The House Resources Committee, for example, is chaired by Republicans Craig Johnson of Anchorage and Mark Neuman of Wasilla, two leaders of the Cook Inlet Salmon Task Force who are both critical of commercial fishing catch quotas. Bill Stoltze, R-Chugiak and co-chair of the House Finance Committee, also is a critic of commercial fishing in the Inlet.

On the Senate side, Resources is controlled by Democrat Bill Wielechowski and Republican Lesil McGuire, both of Anchorage, who also is no fan of the fishing industry in Cook Inlet.

"There is incredible potential for game-playing here," Tkacz said.

Bryce Edgmon, D-Dillingham, heads the House Special Committee on Fisheries.

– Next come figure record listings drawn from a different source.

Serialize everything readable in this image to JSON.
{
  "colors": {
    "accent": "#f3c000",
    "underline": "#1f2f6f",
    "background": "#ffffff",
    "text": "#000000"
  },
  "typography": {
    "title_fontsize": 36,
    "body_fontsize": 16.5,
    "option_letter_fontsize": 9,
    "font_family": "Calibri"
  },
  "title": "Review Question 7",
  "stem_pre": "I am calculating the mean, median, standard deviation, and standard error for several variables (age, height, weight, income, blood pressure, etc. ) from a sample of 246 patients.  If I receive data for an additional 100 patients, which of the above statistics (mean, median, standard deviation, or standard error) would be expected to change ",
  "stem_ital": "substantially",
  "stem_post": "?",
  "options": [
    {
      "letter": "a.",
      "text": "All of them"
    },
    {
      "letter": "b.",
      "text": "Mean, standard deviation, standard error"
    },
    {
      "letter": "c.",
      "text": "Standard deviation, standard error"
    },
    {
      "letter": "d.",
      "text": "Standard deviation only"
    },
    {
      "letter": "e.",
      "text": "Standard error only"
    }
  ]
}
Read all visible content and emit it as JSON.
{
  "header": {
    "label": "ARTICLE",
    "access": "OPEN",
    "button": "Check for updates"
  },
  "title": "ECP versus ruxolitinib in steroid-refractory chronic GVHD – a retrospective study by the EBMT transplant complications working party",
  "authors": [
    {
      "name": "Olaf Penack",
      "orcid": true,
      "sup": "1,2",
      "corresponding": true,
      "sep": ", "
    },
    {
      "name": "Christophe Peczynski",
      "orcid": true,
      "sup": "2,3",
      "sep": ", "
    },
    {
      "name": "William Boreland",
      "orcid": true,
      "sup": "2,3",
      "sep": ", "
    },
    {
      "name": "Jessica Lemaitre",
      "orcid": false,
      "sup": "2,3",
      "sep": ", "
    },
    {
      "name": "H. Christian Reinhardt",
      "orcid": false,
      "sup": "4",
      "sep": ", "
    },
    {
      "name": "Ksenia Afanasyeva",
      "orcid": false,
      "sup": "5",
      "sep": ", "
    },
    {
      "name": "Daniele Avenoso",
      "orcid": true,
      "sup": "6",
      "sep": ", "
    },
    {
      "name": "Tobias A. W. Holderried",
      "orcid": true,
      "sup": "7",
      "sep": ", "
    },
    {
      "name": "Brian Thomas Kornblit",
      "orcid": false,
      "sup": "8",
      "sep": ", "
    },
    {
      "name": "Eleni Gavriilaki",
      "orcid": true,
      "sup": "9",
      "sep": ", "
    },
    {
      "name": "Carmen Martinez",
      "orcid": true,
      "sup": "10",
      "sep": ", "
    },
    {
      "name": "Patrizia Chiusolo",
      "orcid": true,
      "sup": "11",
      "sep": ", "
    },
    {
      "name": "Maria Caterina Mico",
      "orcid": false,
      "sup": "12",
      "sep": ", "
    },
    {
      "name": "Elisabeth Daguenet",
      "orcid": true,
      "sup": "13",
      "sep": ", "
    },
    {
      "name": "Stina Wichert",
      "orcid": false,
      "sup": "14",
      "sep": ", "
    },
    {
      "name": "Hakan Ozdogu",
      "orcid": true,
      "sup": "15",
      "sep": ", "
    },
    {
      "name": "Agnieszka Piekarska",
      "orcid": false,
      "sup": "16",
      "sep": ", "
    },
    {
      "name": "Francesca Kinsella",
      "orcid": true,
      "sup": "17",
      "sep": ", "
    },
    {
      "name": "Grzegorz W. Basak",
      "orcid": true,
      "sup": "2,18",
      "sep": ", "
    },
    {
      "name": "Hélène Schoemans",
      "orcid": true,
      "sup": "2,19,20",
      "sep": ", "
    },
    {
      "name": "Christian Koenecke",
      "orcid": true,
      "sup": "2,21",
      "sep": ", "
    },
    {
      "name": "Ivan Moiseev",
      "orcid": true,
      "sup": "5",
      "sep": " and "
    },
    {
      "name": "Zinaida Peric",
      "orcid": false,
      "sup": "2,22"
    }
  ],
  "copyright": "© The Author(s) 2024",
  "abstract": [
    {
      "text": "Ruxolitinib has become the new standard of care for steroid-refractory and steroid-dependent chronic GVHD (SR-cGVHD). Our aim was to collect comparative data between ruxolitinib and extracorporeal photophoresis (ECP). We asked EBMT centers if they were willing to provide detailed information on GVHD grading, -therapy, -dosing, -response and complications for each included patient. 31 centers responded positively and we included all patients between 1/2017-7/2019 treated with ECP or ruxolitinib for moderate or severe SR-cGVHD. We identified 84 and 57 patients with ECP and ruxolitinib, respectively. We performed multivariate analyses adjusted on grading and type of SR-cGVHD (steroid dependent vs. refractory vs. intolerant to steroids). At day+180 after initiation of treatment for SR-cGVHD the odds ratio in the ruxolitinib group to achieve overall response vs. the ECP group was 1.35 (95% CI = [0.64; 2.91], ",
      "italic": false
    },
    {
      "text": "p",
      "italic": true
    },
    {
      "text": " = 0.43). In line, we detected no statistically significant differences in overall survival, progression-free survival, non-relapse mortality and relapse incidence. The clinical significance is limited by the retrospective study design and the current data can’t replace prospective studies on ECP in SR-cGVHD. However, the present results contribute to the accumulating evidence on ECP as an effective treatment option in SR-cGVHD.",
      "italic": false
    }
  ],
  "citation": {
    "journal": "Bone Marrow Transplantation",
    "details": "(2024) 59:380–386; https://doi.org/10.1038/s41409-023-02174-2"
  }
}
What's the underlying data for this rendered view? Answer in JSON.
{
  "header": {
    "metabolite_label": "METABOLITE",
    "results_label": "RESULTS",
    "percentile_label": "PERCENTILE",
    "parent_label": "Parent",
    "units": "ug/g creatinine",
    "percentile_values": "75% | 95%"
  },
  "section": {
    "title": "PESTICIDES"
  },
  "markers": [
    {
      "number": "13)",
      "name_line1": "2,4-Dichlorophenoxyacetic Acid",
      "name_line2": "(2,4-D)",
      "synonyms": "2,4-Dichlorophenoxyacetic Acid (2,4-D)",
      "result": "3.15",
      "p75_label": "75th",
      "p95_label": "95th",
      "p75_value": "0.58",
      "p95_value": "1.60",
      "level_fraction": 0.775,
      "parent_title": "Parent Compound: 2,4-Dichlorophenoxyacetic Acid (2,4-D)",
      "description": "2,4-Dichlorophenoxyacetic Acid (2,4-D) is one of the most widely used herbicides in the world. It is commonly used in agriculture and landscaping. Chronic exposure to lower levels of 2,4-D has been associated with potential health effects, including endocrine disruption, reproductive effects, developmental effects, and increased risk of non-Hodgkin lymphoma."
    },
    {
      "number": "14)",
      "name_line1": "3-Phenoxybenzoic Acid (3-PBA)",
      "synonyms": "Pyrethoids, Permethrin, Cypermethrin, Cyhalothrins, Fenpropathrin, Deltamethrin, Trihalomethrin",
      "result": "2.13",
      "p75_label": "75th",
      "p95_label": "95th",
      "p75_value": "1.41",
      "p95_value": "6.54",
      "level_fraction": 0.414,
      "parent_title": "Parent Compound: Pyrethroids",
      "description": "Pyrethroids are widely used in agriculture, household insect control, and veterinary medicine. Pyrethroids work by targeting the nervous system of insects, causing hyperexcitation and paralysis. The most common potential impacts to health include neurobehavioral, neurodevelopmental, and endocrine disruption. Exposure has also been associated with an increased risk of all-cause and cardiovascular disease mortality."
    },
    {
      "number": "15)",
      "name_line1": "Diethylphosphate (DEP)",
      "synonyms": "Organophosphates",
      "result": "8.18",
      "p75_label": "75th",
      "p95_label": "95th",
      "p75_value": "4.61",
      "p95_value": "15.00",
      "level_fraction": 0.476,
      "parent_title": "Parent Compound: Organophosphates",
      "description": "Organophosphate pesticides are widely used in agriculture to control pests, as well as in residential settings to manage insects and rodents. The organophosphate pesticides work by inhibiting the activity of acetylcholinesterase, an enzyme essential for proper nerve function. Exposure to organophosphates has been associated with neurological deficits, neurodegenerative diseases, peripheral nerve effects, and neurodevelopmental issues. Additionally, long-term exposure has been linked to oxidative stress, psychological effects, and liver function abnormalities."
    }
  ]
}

Other fish friendly lawmakers are at Senate Finance, co-chaired by Bert Stedman, R-Sitka, and Lyman Hoffman, D-Bethel. Speaker of the House is Mike Chenault from Nikiski and Gary Stevens of Kodiak as Senate president. Both are Republicans.

"So the fishing industry has strong support at the very top, but what kinds of bills will get to the top is a huge question," Tkacz said. "Who controls the gavel dictates where things go."

Tkacz’s Laws for the Sea provides an in-depth look at fish policies and personalities each week during the legislative session.

Slow down, save fuel

A survey by Alaska Sea Grant and United Fishermen of Alaska asked fishermen to share how they dealt with the skyrocketing cost of diesel fuel, which topped $5 a gallon last summer, and to share energy saving ideas.

Many of the 126 respondents said they fished less, skipped openers, fished closer to home or ended their season earlier.

Other findings: 43 percent said between 10 percent and 20 percent of their gross income was spent on fuel last year. Nearly 62 percent said they hired fewer or no crew, and crew shares were lower. Some 62 percent also said they believed fishery management decisions affected their fuel consumption, but more than half said managers should not make decisions based on the price of fuel.

In terms of fuel saving techniques, 76 percent said they throttled back and slowed down. Some 77 percent cited maintaining engines and fuel systems. Also popular, good route planning and timing, keeping a clean hull to reduce drag and properly tuning propellers.

Several fishermen credited buying fuel from processors, who bought in bulk and passed on the savings. Many expressed interest in getting help to compare different engines and learning how to use energy saving devices like flow meters.